Incest is not a love relationship but the exercise of domination. Can you explain to us what a “windfall rape” is?
Charlotte pudlowski Among the incestors, there are people who are pedophiles in the sense that they have a pathological sexual preference for children. But this is not the case for all. This is really what Dorothée Dussy calls “bargain rapes”. Abusers take what they have on hand, believing they can dispose of other people’s bodies. There is a continuum of violence, and not pedophiles on one side, rapists on the other. It is a systemic problem of violence that one allows oneself to exert on others and, in this case, of men on women and children.
Camille Kouchner’s book illustrates this extremely well. The stepfather assaulted his stepson, but implicitly in the book, other sexual assaults are described. I was talking about it recently with Julie, whom I interview in my podcast. She and her sister were assaulted by their grandfather, as was their great aunt. These are logics of systemic domination, which must absolutely be treated as such. Camille Kouchner’s story should not be treated as a news item, nor should it be confined to the Parisian elite or to a post-sixty-eight community. No. It is about patriarchy. Of the authorization that men give themselves to dispose of the bodies of others.
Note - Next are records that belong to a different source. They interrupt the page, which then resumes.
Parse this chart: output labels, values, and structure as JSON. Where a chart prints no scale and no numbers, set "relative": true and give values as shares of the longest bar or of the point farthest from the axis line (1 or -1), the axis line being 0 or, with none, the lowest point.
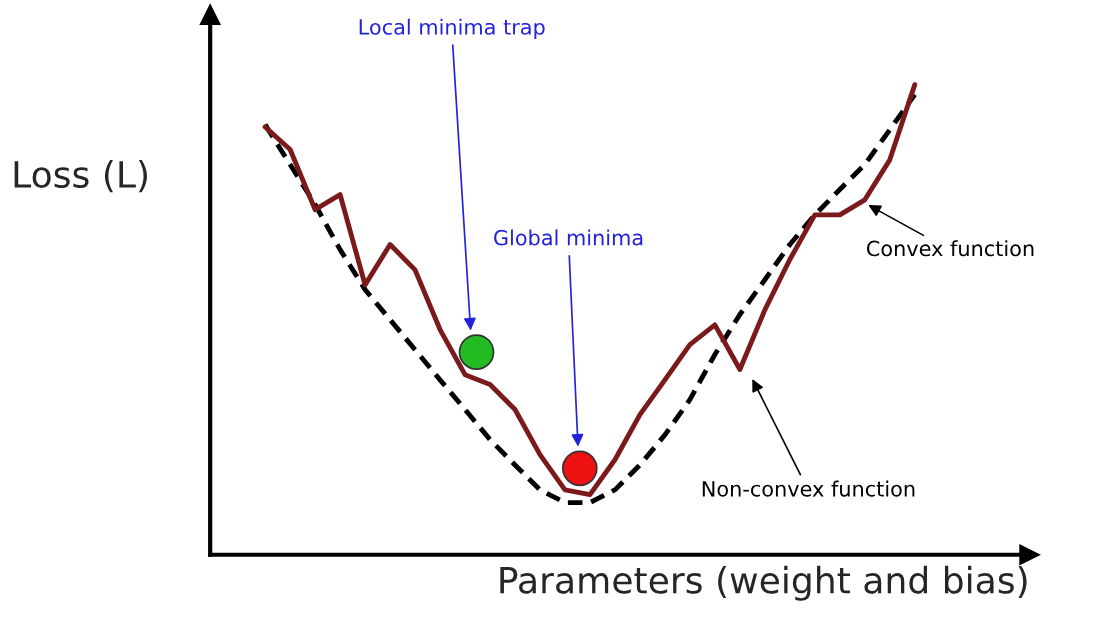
{
  "chart_data": {
    "type": "line",
    "relative": true,
    "xlabel": "Parameters (weight and bias)",
    "ylabel": "Loss (L)",
    "marker": "none",
    "categories": [
      null,
      null,
      null,
      null,
      null,
      null,
      null,
      null,
      null,
      null,
      null,
      null,
      null,
      null,
      null,
      null,
      null,
      null,
      null,
      null,
      null,
      null,
      null,
      null,
      null,
      null,
      null
    ],
    "series": [
      {
        "line_style": "dashed",
        "color": "#000000",
        "values": [
          0.915,
          0.83,
          0.745,
          0.649,
          0.564,
          0.5,
          0.436,
          0.372,
          0.309,
          0.245,
          0.191,
          0.138,
          0.111,
          0.111,
          0.138,
          0.191,
          0.255,
          0.33,
          0.426,
          0.511,
          0.585,
          0.66,
          0.723,
          0.777,
          0.83,
          0.904,
          0.979
        ]
      },
      {
        "line_style": "solid",
        "color": "#7b1a1a",
        "values": [
          0.91,
          0.862,
          0.734,
          0.766,
          0.574,
          0.66,
          0.606,
          0.479,
          0.383,
          0.362,
          0.309,
          0.213,
          0.138,
          0.128,
          0.202,
          0.298,
          0.372,
          0.447,
          0.489,
          0.394,
          0.521,
          0.628,
          0.723,
          0.723,
          0.755,
          0.84,
          1.0
        ]
      }
    ],
    "annotations": [
      "Local minima trap",
      "Global minima",
      "Convex function",
      "Non-convex function"
    ]
  }
}
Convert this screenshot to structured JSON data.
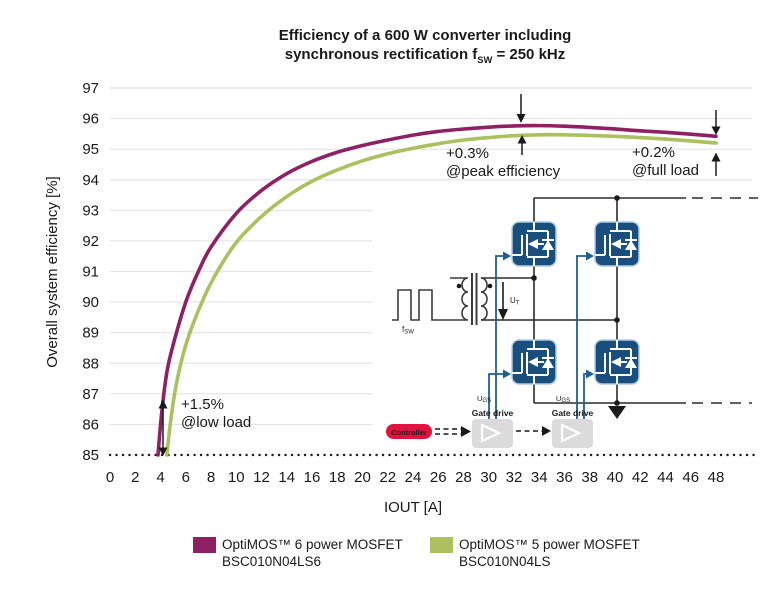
{
  "title": {
    "line1": "Efficiency of a 600 W converter including",
    "line2_pre": "synchronous rectification f",
    "line2_sub": "SW",
    "line2_post": " = 250 kHz"
  },
  "colors": {
    "series_optimos6": "#8E2163",
    "series_optimos5": "#ABC05E",
    "mosfet_blue": "#1A4E7D",
    "mosfet_outline": "#AECBE3",
    "gate_drive_blue": "#1F5E96",
    "gate_drive_gray": "#DBDBDB",
    "controller_red": "#E0143F",
    "grid_line": "#E4E4E4",
    "wire": "#2B2B2B",
    "text": "#1A1A1A"
  },
  "chart_data": {
    "type": "line",
    "title": "Efficiency of a 600 W converter including synchronous rectification fSW = 250 kHz",
    "xlabel": "IOUT [A]",
    "ylabel": "Overall system efficiency [%]",
    "xlim": [
      0,
      48
    ],
    "ylim": [
      85,
      97
    ],
    "x_ticks": [
      0,
      2,
      4,
      6,
      8,
      10,
      12,
      14,
      16,
      18,
      20,
      22,
      24,
      26,
      28,
      30,
      32,
      34,
      36,
      38,
      40,
      42,
      44,
      46,
      48
    ],
    "y_ticks": [
      85,
      86,
      87,
      88,
      89,
      90,
      91,
      92,
      93,
      94,
      95,
      96,
      97
    ],
    "grid": "horizontal",
    "legend_position": "bottom",
    "series": [
      {
        "name": "OptiMOS™ 6 power MOSFET BSC010N04LS6",
        "id": "optimos-6",
        "color": "#8E2163",
        "points": [
          [
            3.8,
            85.0
          ],
          [
            4.1,
            86.4
          ],
          [
            4.5,
            87.7
          ],
          [
            5,
            88.6
          ],
          [
            6,
            90.0
          ],
          [
            7,
            91.0
          ],
          [
            8,
            91.8
          ],
          [
            10,
            92.9
          ],
          [
            12,
            93.65
          ],
          [
            14,
            94.2
          ],
          [
            16,
            94.6
          ],
          [
            18,
            94.9
          ],
          [
            20,
            95.12
          ],
          [
            22,
            95.3
          ],
          [
            24,
            95.46
          ],
          [
            26,
            95.58
          ],
          [
            28,
            95.66
          ],
          [
            30,
            95.72
          ],
          [
            32,
            95.76
          ],
          [
            34,
            95.77
          ],
          [
            36,
            95.75
          ],
          [
            38,
            95.71
          ],
          [
            40,
            95.66
          ],
          [
            42,
            95.6
          ],
          [
            44,
            95.55
          ],
          [
            46,
            95.49
          ],
          [
            48,
            95.42
          ]
        ]
      },
      {
        "name": "OptiMOS™ 5 power MOSFET BSC010N04LS",
        "id": "optimos-5",
        "color": "#ABC05E",
        "points": [
          [
            4.5,
            85.0
          ],
          [
            4.8,
            86.1
          ],
          [
            5.2,
            87.2
          ],
          [
            5.8,
            88.3
          ],
          [
            6.5,
            89.2
          ],
          [
            7.5,
            90.2
          ],
          [
            8.5,
            91.0
          ],
          [
            10,
            91.95
          ],
          [
            12,
            92.8
          ],
          [
            14,
            93.45
          ],
          [
            16,
            93.95
          ],
          [
            18,
            94.32
          ],
          [
            20,
            94.62
          ],
          [
            22,
            94.85
          ],
          [
            24,
            95.03
          ],
          [
            26,
            95.18
          ],
          [
            28,
            95.3
          ],
          [
            30,
            95.38
          ],
          [
            32,
            95.44
          ],
          [
            34,
            95.47
          ],
          [
            36,
            95.47
          ],
          [
            38,
            95.45
          ],
          [
            40,
            95.42
          ],
          [
            42,
            95.38
          ],
          [
            44,
            95.33
          ],
          [
            46,
            95.27
          ],
          [
            48,
            95.2
          ]
        ]
      }
    ],
    "annotations": [
      {
        "line1": "+1.5%",
        "line2": "@low load",
        "x": 4.2
      },
      {
        "line1": "+0.3%",
        "line2": "@peak efficiency",
        "x": 32.6
      },
      {
        "line1": "+0.2%",
        "line2": "@full load",
        "x": 48
      }
    ]
  },
  "circuit": {
    "fsw_label": {
      "pre": "f",
      "sub": "SW"
    },
    "ut_label": {
      "pre": "U",
      "sub": "T"
    },
    "ugs_label": {
      "pre": "U",
      "sub": "GS"
    },
    "gate_drive_label": "Gate drive",
    "controller_label": "Controller"
  },
  "legend": [
    {
      "line1": "OptiMOS™ 6 power MOSFET",
      "line2": "BSC010N04LS6"
    },
    {
      "line1": "OptiMOS™ 5 power MOSFET",
      "line2": "BSC010N04LS"
    }
  ]
}
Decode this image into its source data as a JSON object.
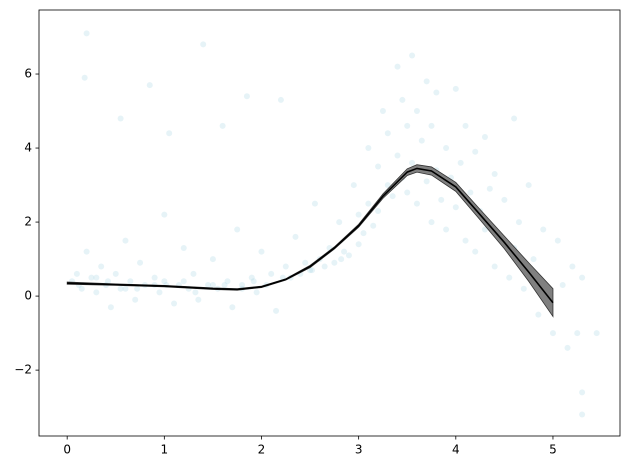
{
  "chart_data": {
    "type": "scatter",
    "xlim": [
      -0.29,
      5.69
    ],
    "ylim": [
      -3.78,
      7.73
    ],
    "xticks": [
      0,
      1,
      2,
      3,
      4,
      5
    ],
    "yticks": [
      {
        "value": -2,
        "label": "−2"
      },
      0,
      2,
      4,
      6
    ],
    "grid": false,
    "points": {
      "color": "#add8e6",
      "x": [
        0.05,
        0.1,
        0.15,
        0.2,
        0.2,
        0.18,
        0.25,
        0.3,
        0.35,
        0.4,
        0.45,
        0.5,
        0.55,
        0.55,
        0.6,
        0.65,
        0.7,
        0.75,
        0.8,
        0.85,
        0.9,
        0.95,
        1.0,
        1.0,
        1.05,
        1.1,
        1.15,
        1.2,
        1.25,
        1.3,
        1.35,
        1.4,
        1.45,
        1.5,
        1.55,
        1.6,
        1.65,
        1.7,
        1.75,
        1.8,
        1.85,
        1.9,
        1.95,
        2.0,
        2.05,
        2.1,
        2.15,
        2.2,
        2.25,
        2.3,
        2.35,
        2.4,
        2.45,
        2.5,
        2.55,
        2.6,
        2.65,
        2.7,
        2.75,
        2.8,
        2.85,
        2.9,
        2.95,
        3.0,
        3.0,
        3.05,
        3.1,
        3.1,
        3.15,
        3.2,
        3.2,
        3.25,
        3.3,
        3.3,
        3.35,
        3.4,
        3.4,
        3.45,
        3.45,
        3.5,
        3.5,
        3.55,
        3.55,
        3.6,
        3.6,
        3.65,
        3.7,
        3.7,
        3.75,
        3.75,
        3.8,
        3.8,
        3.85,
        3.9,
        3.9,
        3.95,
        4.0,
        4.0,
        4.05,
        4.1,
        4.1,
        4.15,
        4.2,
        4.2,
        4.25,
        4.3,
        4.3,
        4.35,
        4.4,
        4.4,
        4.45,
        4.5,
        4.55,
        4.6,
        4.6,
        4.65,
        4.7,
        4.75,
        4.8,
        4.85,
        4.9,
        4.95,
        5.0,
        5.05,
        5.1,
        5.15,
        5.2,
        5.25,
        5.3,
        5.3,
        5.45,
        5.3,
        0.3,
        0.6,
        0.9,
        1.2,
        1.5,
        1.8,
        0.12,
        0.42,
        0.72,
        1.02,
        1.32,
        1.62,
        1.92,
        2.22,
        2.52,
        2.82
      ],
      "y": [
        0.4,
        0.6,
        0.2,
        1.2,
        7.1,
        5.9,
        0.5,
        0.1,
        0.8,
        0.3,
        -0.3,
        0.6,
        4.8,
        0.2,
        1.5,
        0.4,
        -0.1,
        0.9,
        0.3,
        5.7,
        0.5,
        0.1,
        2.2,
        0.4,
        4.4,
        -0.2,
        0.3,
        1.3,
        0.2,
        0.6,
        -0.1,
        6.8,
        0.3,
        1.0,
        0.2,
        4.6,
        0.4,
        -0.3,
        1.8,
        0.3,
        5.4,
        0.5,
        0.1,
        1.2,
        0.3,
        0.6,
        -0.4,
        5.3,
        0.8,
        0.5,
        1.6,
        0.6,
        0.9,
        0.7,
        2.5,
        1.0,
        0.8,
        1.3,
        0.9,
        2.0,
        1.2,
        1.1,
        3.0,
        1.4,
        2.2,
        1.7,
        4.0,
        2.5,
        1.9,
        3.5,
        2.3,
        5.0,
        3.0,
        4.4,
        2.7,
        6.2,
        3.8,
        5.3,
        3.2,
        4.6,
        2.8,
        6.5,
        3.6,
        5.0,
        2.5,
        4.2,
        5.8,
        3.1,
        2.0,
        4.6,
        3.4,
        5.5,
        2.6,
        4.0,
        1.8,
        3.2,
        5.6,
        2.4,
        3.6,
        1.5,
        4.6,
        2.8,
        3.9,
        1.2,
        2.3,
        4.3,
        1.8,
        2.9,
        0.8,
        3.3,
        1.6,
        2.6,
        0.5,
        4.8,
        1.3,
        2.0,
        0.2,
        3.0,
        1.0,
        -0.5,
        1.8,
        0.1,
        -1.0,
        1.5,
        0.3,
        -1.4,
        0.8,
        -1.0,
        -2.6,
        0.5,
        -1.0,
        -3.2,
        0.5,
        0.2,
        0.3,
        0.4,
        0.3,
        0.2,
        0.3,
        0.4,
        0.2,
        0.3,
        0.1,
        0.3,
        0.4,
        0.5,
        0.7,
        1.0
      ]
    },
    "fit": {
      "color": "#000000",
      "band_color": "#808080",
      "x": [
        0,
        0.5,
        1,
        1.5,
        1.75,
        2,
        2.25,
        2.5,
        2.75,
        3,
        3.25,
        3.5,
        3.6,
        3.75,
        4,
        4.25,
        4.5,
        4.75,
        5
      ],
      "y": [
        0.35,
        0.31,
        0.27,
        0.2,
        0.18,
        0.25,
        0.45,
        0.8,
        1.3,
        1.9,
        2.7,
        3.35,
        3.45,
        3.38,
        2.95,
        2.2,
        1.45,
        0.65,
        -0.18
      ],
      "lower": [
        0.32,
        0.29,
        0.25,
        0.18,
        0.16,
        0.23,
        0.43,
        0.77,
        1.27,
        1.86,
        2.64,
        3.26,
        3.35,
        3.27,
        2.83,
        2.06,
        1.28,
        0.4,
        -0.55
      ],
      "upper": [
        0.38,
        0.33,
        0.29,
        0.22,
        0.2,
        0.27,
        0.47,
        0.83,
        1.33,
        1.94,
        2.76,
        3.44,
        3.55,
        3.49,
        3.07,
        2.34,
        1.62,
        0.9,
        0.2
      ]
    }
  }
}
Abusers take what they have on hand, believing they can dispose of it.
Camille Kouchner, Vanessa Springora – who recounted the hold that Gabriel Matzneff had over her when she was 14 years old -, Sarah Abitbol – who accuses her ex-trainer of having raped her – are over 40 years old. Is it being the parent, or aunt of a young child that triggers speech?
Charlotte pudlowski At 40-50 years of age, we have rebuilt our own life more and we may need less of our original nuclear family. But, more generally, there is the fundamental movement that we have been living for ten years with feminist issues that are becoming mainstream. This helps free speech. Getting out of silence is really a collective work. Each person who speaks authorizes another to do so.
When I released the podcast, I got thousands of messages from people who said they hadn’t told anyone and were telling me. I wish them to be able to tell their loved ones and to come out of the silence more. I don’t know what triggered my mom’s speech all of a sudden. It’s still a chain. We don’t say it once, and everyone knows it, and it’s settled. No, it is a permanent job to break out of silence. Courageous women, including Adèle Haenel, by speaking out, make others understand that they also have the right to do so. Listening to other people makes you feel less alone. This solitude is the biggest confinement in silence.